Tuesday, October 5, 2010

Behind the Glass

What if we really never totally pass on? What if our souls remain in our bodies? What if even though we were dead we could still see our surroundings? This is what is is being portrayed in the story of Truganinny. We go to museums and zoos. We go to circuses. I mean who hasn't gone to the fair and seen the freak shows? I think this story is more of an insight into what we do then what Truganinny sees through her glass box. I think it's unfair to look at the husband as a villain if people didn't pay to see her he wouldn't have used her to make money. We don't think about the family of the woman or the person in the box. We think " What a freak. What's wrong with her?". Is ever so different from what she would've been through while she was alive? So who is the author really speaking to? Is it just a story about what Truganinny would be saying if she could see herself and whats going on around her? Or is it more of a question to us the reader. Do we think of this freak show as a person or something to gawk and stare at? Do we truly understand what she had to endure and is still enduring inside her box? I think this piece can be used for a past, present and future look at the state of which we treat people especially those who are different from us.
Who of us have not gone to the museum and looked at the stuffed animals and corpses?
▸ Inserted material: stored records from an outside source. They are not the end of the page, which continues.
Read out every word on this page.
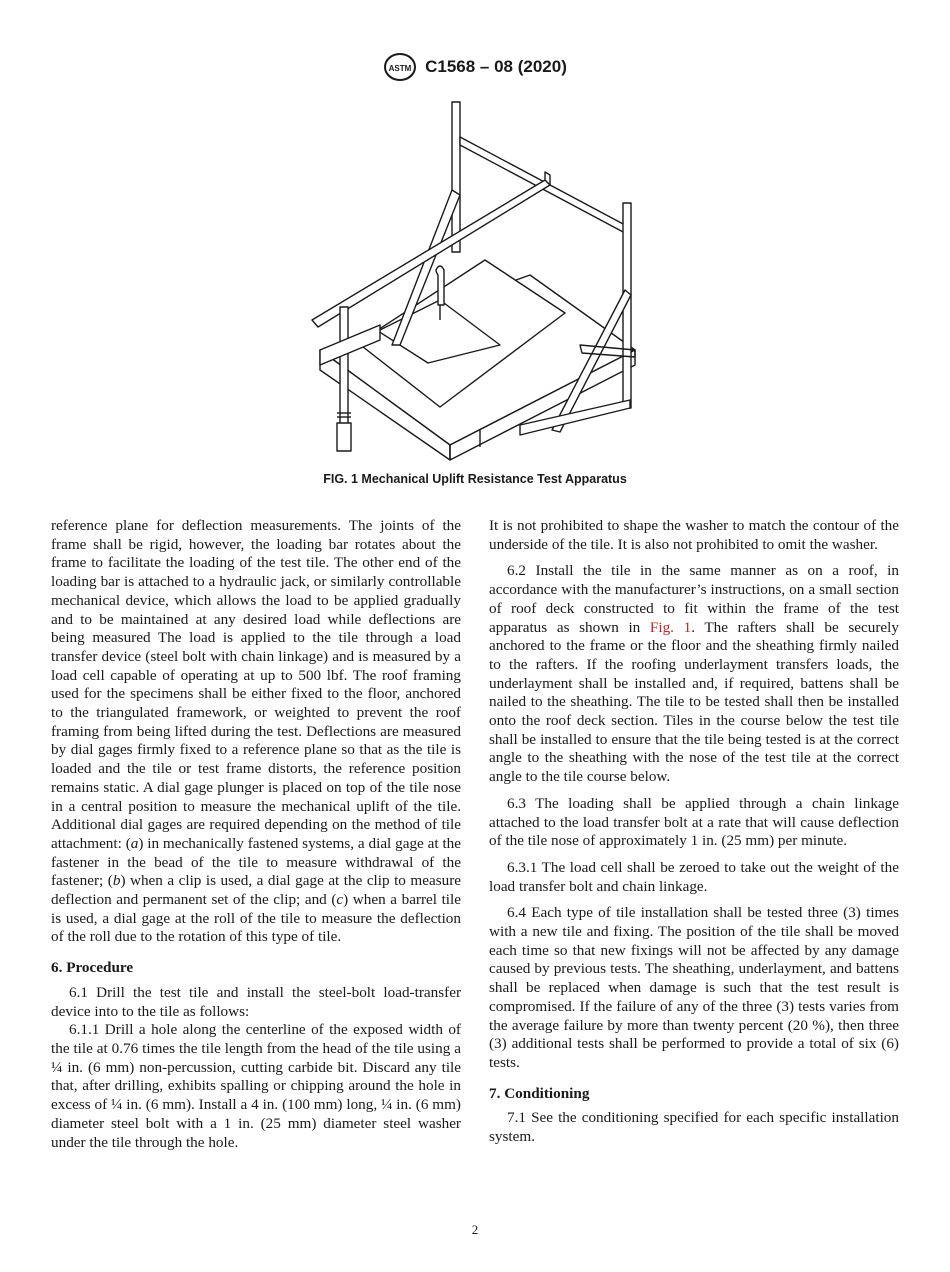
ASTM C1568 – 08 (2020)
FIG. 1 Mechanical Uplift Resistance Test Apparatus

reference plane for deflection measurements. The joints of the frame shall be rigid, however, the loading bar rotates about the frame to facilitate the loading of the test tile. The other end of the loading bar is attached to a hydraulic jack, or similarly controllable mechanical device, which allows the load to be applied gradually and to be maintained at any desired load while deflections are being measured The load is applied to the tile through a load transfer device (steel bolt with chain linkage) and is measured by a load cell capable of operating at up to 500 lbf. The roof framing used for the specimens shall be either fixed to the floor, anchored to the triangulated framework, or weighted to prevent the roof framing from being lifted during the test. Deflections are measured by dial gages firmly fixed to a reference plane so that as the tile is loaded and the tile or test frame distorts, the reference position remains static. A dial gage plunger is placed on top of the tile nose in a central position to measure the mechanical uplift of the tile. Additional dial gages are required depending on the method of tile attachment: (a) in mechanically fastened systems, a dial gage at the fastener in the bead of the tile to measure withdrawal of the fastener; (b) when a clip is used, a dial gage at the clip to measure deflection and permanent set of the clip; and (c) when a barrel tile is used, a dial gage at the roll of the tile to measure the deflection of the roll due to the rotation of this type of tile.

6. Procedure

6.1 Drill the test tile and install the steel-bolt load-transfer device into to the tile as follows:

6.1.1 Drill a hole along the centerline of the exposed width of the tile at 0.76 times the tile length from the head of the tile using a ¼ in. (6 mm) non-percussion, cutting carbide bit. Discard any tile that, after drilling, exhibits spalling or chipping around the hole in excess of ¼ in. (6 mm). Install a 4 in. (100 mm) long, ¼ in. (6 mm) diameter steel bolt with a 1 in. (25 mm) diameter steel washer under the tile through the hole.

It is not prohibited to shape the washer to match the contour of the underside of the tile. It is also not prohibited to omit the washer.

6.2 Install the tile in the same manner as on a roof, in accordance with the manufacturer’s instructions, on a small section of roof deck constructed to fit within the frame of the test apparatus as shown in Fig. 1. The rafters shall be securely anchored to the frame or the floor and the sheathing firmly nailed to the rafters. If the roofing underlayment transfers loads, the underlayment shall be installed and, if required, battens shall be nailed to the sheathing. The tile to be tested shall then be installed onto the roof deck section. Tiles in the course below the test tile shall be installed to ensure that the tile being tested is at the correct angle to the sheathing with the nose of the test tile at the correct angle to the tile course below.

6.3 The loading shall be applied through a chain linkage attached to the load transfer bolt at a rate that will cause deflection of the tile nose of approximately 1 in. (25 mm) per minute.

6.3.1 The load cell shall be zeroed to take out the weight of the load transfer bolt and chain linkage.

6.4 Each type of tile installation shall be tested three (3) times with a new tile and fixing. The position of the tile shall be moved each time so that new fixings will not be affected by any damage caused by previous tests. The sheathing, underlayment, and battens shall be replaced when damage is such that the test result is compromised. If the failure of any of the three (3) tests varies from the average failure by more than twenty percent (20 %), then three (3) additional tests shall be performed to provide a total of six (6) tests.

7. Conditioning

7.1 See the conditioning specified for each specific installation system.

2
How many of us went to the Erie county fair and haven't paid the dollar to go into one of the side show huts? I know I have. Many may argue it's just for entertainment or scientific research. Well who has done the scientific research on how it has affected these people? I bet no one. Today we don't need to go to a traveling circus to see these oddities we now have them shown to us in a daily basis on the television. We all watch. We watch real-life television shows now. The question I'd like to post to you, is staring at our glass boxes (t.v.'s) in our homes watching reality unfold on t.v. really any different nowadays from staring into the glass case of a dead woman?
Thomas Moss (post 8)

1 comment:

  1. Very powerful response to Rose's work, though I think you confuse Truganinny with Julia at times. Your post raises a very important question: Why is it that we have the desire to look, or to stare at those who are "different"? What purpose does it serve for us? I love your observation that the glass boxes that we as a culture want to stare into have shifted from display cases to televisions.